Comparing with Relational Data Model

Relational databases store data in tables that have relations with other tables using foreign keys. A relational database’s approach to data modeling is table-centric. Queries must use table joins to get data from multiple tables that have a relation between them. Apache Cassandra does not have the concept of foreign keys or relational integrity. Apache Cassandra’s data model is based around designing efficient queries; queries that don’t involve multiple tables. Relational databases normalize data to avoid duplication. Apache Cassandra in contrast de-normalizes data by duplicating data in multiple tables for a query-centric data model. If a Cassandra data model cannot fully integrate the complexity of relationships between the different entities for a particular query, client-side joins in application code may be used.

Examples of Data Modeling

As an example, a magazine data set consists of data for magazines with attributes such as magazine id, magazine name, publication frequency, publication date, and publisher. A basic query (Q1) for magazine data is to list all the magazine names including their publication frequency. As not all data attributes are needed for Q1 the data model would only consist of id ( for partition key), magazine name and publication frequency as shown in Figure 1.

image
Figure 1. Data Model for Q1

Another query (Q2) is to list all the magazine names by publisher. For Q2 the data model would consist of an additional attribute publisher for the partition key. The id would become the clustering key for sorting within a partition. Data model for Q2 is illustrated in Figure 2.

image
Figure 2. Data Model for Q2

Designing Schema

After the conceptual data model has been created a schema may be designed for a query. For Q1 the following schema may be used.

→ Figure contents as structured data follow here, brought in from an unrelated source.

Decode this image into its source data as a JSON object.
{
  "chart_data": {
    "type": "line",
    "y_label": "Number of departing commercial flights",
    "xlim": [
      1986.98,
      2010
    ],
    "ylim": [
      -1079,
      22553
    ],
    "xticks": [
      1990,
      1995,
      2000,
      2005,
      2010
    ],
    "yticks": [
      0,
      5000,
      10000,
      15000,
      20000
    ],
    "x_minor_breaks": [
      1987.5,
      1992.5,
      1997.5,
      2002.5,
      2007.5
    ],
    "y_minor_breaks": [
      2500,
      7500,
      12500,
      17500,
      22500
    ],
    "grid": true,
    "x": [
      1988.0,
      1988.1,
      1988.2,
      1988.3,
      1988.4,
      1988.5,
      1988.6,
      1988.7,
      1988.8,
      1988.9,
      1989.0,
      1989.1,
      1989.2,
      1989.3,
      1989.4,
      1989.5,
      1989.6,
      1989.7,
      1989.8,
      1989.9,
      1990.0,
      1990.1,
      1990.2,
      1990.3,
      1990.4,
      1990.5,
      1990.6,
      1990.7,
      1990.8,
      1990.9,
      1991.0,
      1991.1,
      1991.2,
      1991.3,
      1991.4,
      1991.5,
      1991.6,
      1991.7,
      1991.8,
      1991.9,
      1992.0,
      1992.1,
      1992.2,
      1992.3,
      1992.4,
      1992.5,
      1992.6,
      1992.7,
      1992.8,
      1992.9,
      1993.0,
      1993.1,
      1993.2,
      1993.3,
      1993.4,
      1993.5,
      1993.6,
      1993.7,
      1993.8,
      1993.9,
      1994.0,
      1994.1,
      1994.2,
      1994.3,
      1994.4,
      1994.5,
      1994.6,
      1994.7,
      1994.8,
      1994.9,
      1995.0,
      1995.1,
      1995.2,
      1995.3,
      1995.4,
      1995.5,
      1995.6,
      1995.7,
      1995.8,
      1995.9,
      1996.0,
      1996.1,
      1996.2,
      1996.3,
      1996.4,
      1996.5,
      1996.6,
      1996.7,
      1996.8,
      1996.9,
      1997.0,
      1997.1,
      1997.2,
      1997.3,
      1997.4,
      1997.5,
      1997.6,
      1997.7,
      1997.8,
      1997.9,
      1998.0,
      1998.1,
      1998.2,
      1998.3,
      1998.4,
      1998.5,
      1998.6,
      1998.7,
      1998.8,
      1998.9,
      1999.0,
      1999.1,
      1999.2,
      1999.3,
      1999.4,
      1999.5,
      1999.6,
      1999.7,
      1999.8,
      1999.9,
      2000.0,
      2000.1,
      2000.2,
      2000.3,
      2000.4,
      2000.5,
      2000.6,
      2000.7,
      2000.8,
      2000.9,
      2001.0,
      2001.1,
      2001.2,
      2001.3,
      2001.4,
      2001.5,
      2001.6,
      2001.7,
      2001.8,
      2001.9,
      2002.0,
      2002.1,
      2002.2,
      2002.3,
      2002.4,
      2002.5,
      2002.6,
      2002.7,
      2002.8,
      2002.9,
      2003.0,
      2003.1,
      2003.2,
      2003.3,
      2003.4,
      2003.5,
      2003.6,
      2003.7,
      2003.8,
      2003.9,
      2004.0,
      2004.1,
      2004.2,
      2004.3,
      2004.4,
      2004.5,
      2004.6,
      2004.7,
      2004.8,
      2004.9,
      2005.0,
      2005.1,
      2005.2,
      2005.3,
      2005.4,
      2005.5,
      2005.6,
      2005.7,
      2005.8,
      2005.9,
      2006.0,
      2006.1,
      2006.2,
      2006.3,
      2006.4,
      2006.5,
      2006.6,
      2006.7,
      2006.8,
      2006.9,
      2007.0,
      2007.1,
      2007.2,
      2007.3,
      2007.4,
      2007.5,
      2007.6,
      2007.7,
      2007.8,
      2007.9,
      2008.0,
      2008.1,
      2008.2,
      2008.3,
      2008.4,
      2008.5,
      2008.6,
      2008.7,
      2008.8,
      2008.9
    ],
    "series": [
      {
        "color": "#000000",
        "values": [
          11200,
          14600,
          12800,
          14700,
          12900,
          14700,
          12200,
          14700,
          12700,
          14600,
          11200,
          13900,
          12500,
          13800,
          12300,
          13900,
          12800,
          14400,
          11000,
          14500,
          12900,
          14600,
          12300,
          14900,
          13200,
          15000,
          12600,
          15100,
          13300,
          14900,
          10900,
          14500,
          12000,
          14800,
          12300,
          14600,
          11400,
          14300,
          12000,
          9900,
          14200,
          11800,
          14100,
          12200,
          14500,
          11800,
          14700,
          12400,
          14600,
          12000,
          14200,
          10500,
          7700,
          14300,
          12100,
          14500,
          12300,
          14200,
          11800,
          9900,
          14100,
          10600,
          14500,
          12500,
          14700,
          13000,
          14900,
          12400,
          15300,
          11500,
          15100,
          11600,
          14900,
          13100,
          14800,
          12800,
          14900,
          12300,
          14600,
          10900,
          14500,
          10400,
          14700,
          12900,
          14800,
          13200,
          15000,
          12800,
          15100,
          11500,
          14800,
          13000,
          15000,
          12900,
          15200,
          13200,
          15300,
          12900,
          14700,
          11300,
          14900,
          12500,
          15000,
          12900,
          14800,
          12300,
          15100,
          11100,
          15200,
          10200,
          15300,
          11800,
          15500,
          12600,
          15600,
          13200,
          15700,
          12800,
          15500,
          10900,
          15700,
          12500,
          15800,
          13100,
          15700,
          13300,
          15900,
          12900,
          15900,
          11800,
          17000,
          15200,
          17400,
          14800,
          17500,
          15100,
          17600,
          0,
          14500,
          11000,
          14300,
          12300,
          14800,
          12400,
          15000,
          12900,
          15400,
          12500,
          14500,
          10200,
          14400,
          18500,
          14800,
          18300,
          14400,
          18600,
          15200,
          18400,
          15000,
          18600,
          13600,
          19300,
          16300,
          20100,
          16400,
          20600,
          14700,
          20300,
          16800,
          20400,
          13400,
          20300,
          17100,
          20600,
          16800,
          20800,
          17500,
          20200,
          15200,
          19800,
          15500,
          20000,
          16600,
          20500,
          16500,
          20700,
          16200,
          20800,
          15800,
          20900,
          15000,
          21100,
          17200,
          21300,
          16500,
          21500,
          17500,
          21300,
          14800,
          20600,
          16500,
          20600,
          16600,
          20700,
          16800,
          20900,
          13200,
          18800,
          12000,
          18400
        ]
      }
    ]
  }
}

CREATE TABLE magazine_name (id int PRIMARY KEY, name text, publicationFrequency text)

For Q2 the schema definition would include a clustering key for sorting.

CREATE TABLE magazine_publisher (publisher text,id int,name text, publicationFrequency text,
PRIMARY KEY (publisher, id)) WITH CLUSTERING ORDER BY (id DESC)

Data Model Analysis

The data model is a conceptual model that must be analyzed and optimized based on storage, capacity, redundancy and consistency. A data model may need to be modified as a result of the analysis. Considerations or limitations that are used in data model analysis include:

  • Partition Size

  • Data Redundancy

  • Disk space

  • Lightweight Transactions (LWT)

The two measures of partition size are the number of values in a partition and partition size on disk. Though requirements for these measures may vary based on the application a general guideline is to keep number of values per partition to below 100,000 and disk space per partition to below 100MB.

Data redundancies as duplicate data in tables and multiple partition replicates are to be expected in the design of a data model , but nevertheless should be kept in consideration as a parameter to keep to the minimum. LWT transactions (compare-and-set, conditional update) could affect performance and queries using LWT should be kept to the minimum.

Using Materialized Views

Materialized views (MVs) are experimental as of the 4.0 release.

Materialized views (MVs) could be used to implement multiple queries for a single table. A materialized view is a table built from data from another table, the base table, with new primary key and new properties. Changes to the base table data automatically add and update data in a MV. Different queries may be implemented using a materialized view as an MV’s primary key differs from the base table. Queries are optimized by the primary key definition.